Hard as it is to believe, it's been a little over 2 months now since losing my longtime friend and mentor Thomas Johnstone to suicide. Life goes on with its daily routines, problems, work, noise and business and I find myself as usual swept up in the rhythm of the city that runs just like a giant clock. Just when I thought things were more or less back to normal, the pain found a chink in my armor, crept up behind me and demanded to either be dealt with or suffocate me.

Yesterday I found myself in a position of having some forced free time because I had to let some maintenance workers in to perform repairs on the apartment-from-hell (an entire saga of its own which we won't even touch here). After said repairs I desperately needed to get out of apartment-from-hell and clear my head, so I decided to go to the main branch of the Brooklyn Public Library (Grand Army Plaza).

As I approached the plaza and the Prospect Arch came into view, it dawned on me what a long time it had been since I last went to the library...but in years past, I was in and out of this beautiful and historic library all the time, and it was one of Thomas' and my regular meeting places. No sooner had these thoughts surfaced when it dawned on me, suddenly and all at once: the last time I was in this library, I *was* with him.

I couldn't take it anymore. In the middle of Grand Army Plaza, I broke down and cried. And cried some more. It was as if the floodgates broke and everything that I have been trying so hard to hide behind a resolute, stoic facade just washed away. For a few seconds I really felt as though I could not breathe as the awesome weight of the massive changes and emotional watershed that 2013 has wreaked on my life just crashed over me.

By the end of this year, nothing in my life will look like what it started out as in the beginning of the year: a new job, a new apartment, new friends, and the list goes on and on. Someone recently said that immediately preceding all great changes in life is chaos. It took a while for that to sink in, but I now fully believe it to be true. It's undeniable that many good, necessary and positive changes in my life have converged on 2013 as the year to come to fruition. And in the midst of choosing to focus on and celebrate the good, it becomes easy to relegate all the pain and heartache to the shadows, to sweep what we don't like under the rug in hopes that out of sight really is out of mind. But I've found out the hard way that a more balanced approach is often required. Ignoring our demons can really come back to bite us. Maintaining a frenetic schedule and hoping that the pain will get lost or at least numbed in all the business may work for a while, but sooner or later we have to pay the piper.

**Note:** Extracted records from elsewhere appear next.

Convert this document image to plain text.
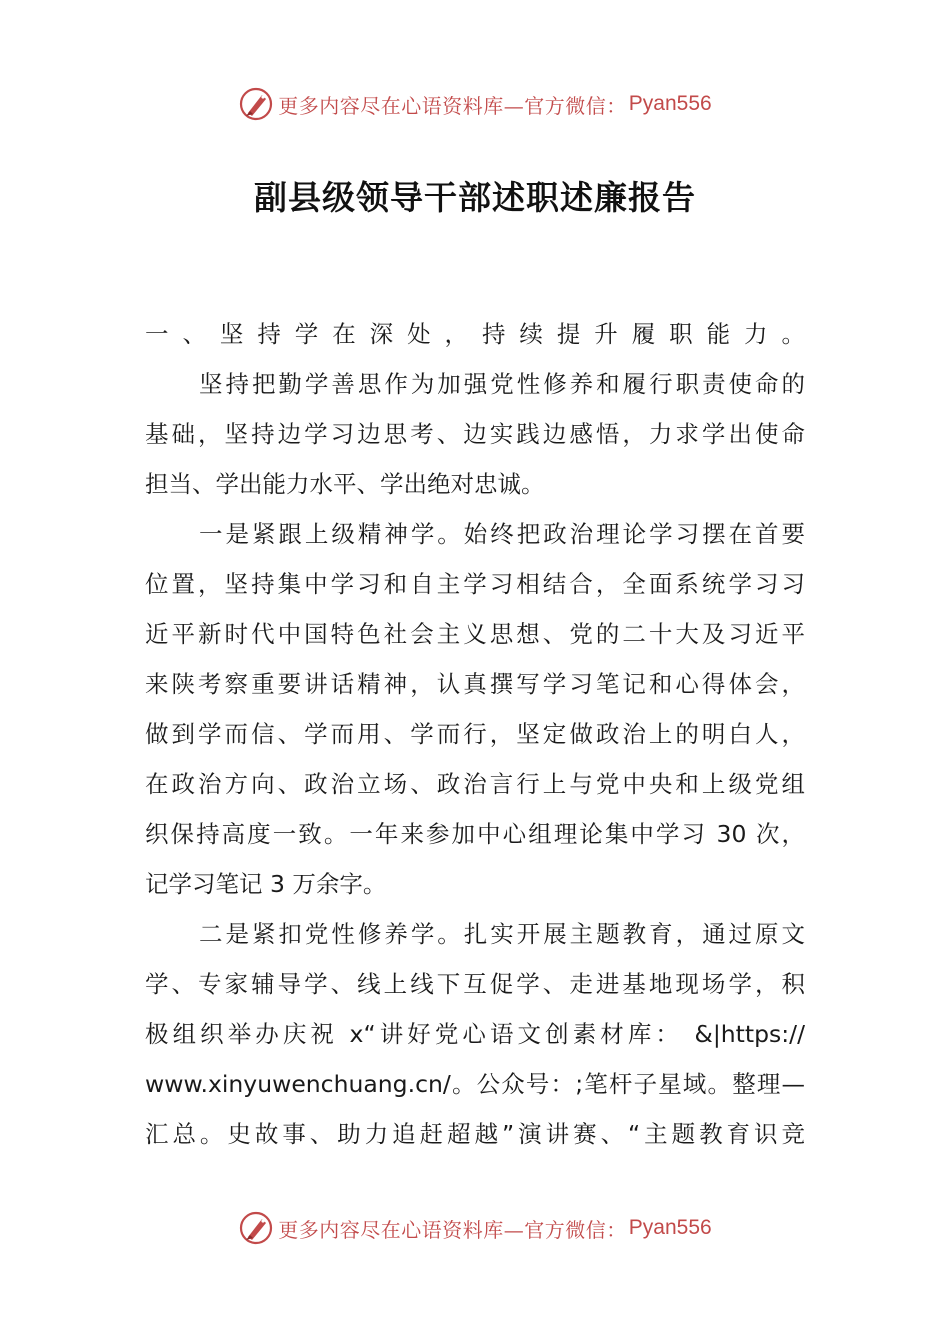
更多内容尽在心语资料库—官方微信： Pyan556
副县级领导干部述职述廉报告
一、坚持学在深处，持续提升履职能力。
坚持把勤学善思作为加强党性修养和履行职责使命的
基础，坚持边学习边思考、边实践边感悟，力求学出使命
担当、学出能力水平、学出绝对忠诚。
一是紧跟上级精神学。始终把政治理论学习摆在首要
位置，坚持集中学习和自主学习相结合，全面系统学习习
近平新时代中国特色社会主义思想、党的二十大及习近平
来陕考察重要讲话精神，认真撰写学习笔记和心得体会，
做到学而信、学而用、学而行，坚定做政治上的明白人，
在政治方向、政治立场、政治言行上与党中央和上级党组
织保持高度一致。一年来参加中心组理论集中学习 30 次，
记学习笔记 3 万余字。
二是紧扣党性修养学。扎实开展主题教育，通过原文
学、专家辅导学、线上线下互促学、走进基地现场学，积
极组织举办庆祝 x“讲好党心语文创素材库： &|https://
www.xinyuwenchuang.cn/。公众号：;笔杆子星域。整理—
汇总。史故事、助力追赶超越”演讲赛、“主题教育识竞
更多内容尽在心语资料库—官方微信： Pyan556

So I look for and crave balance. Ways to honor and not forget my friend's legacy even when I'm caught up in the daily blur of New York life. Ways to remember and cherish the good memories and allow myself a little breathing space to reflect and grieve if I need to. In the end, I think he would be proud of me - where I am in my life now, how I'm handling very adult situations and challenges and even how I've handled his passing. And sometimes I even get the sense that he's still walking quietly beside me.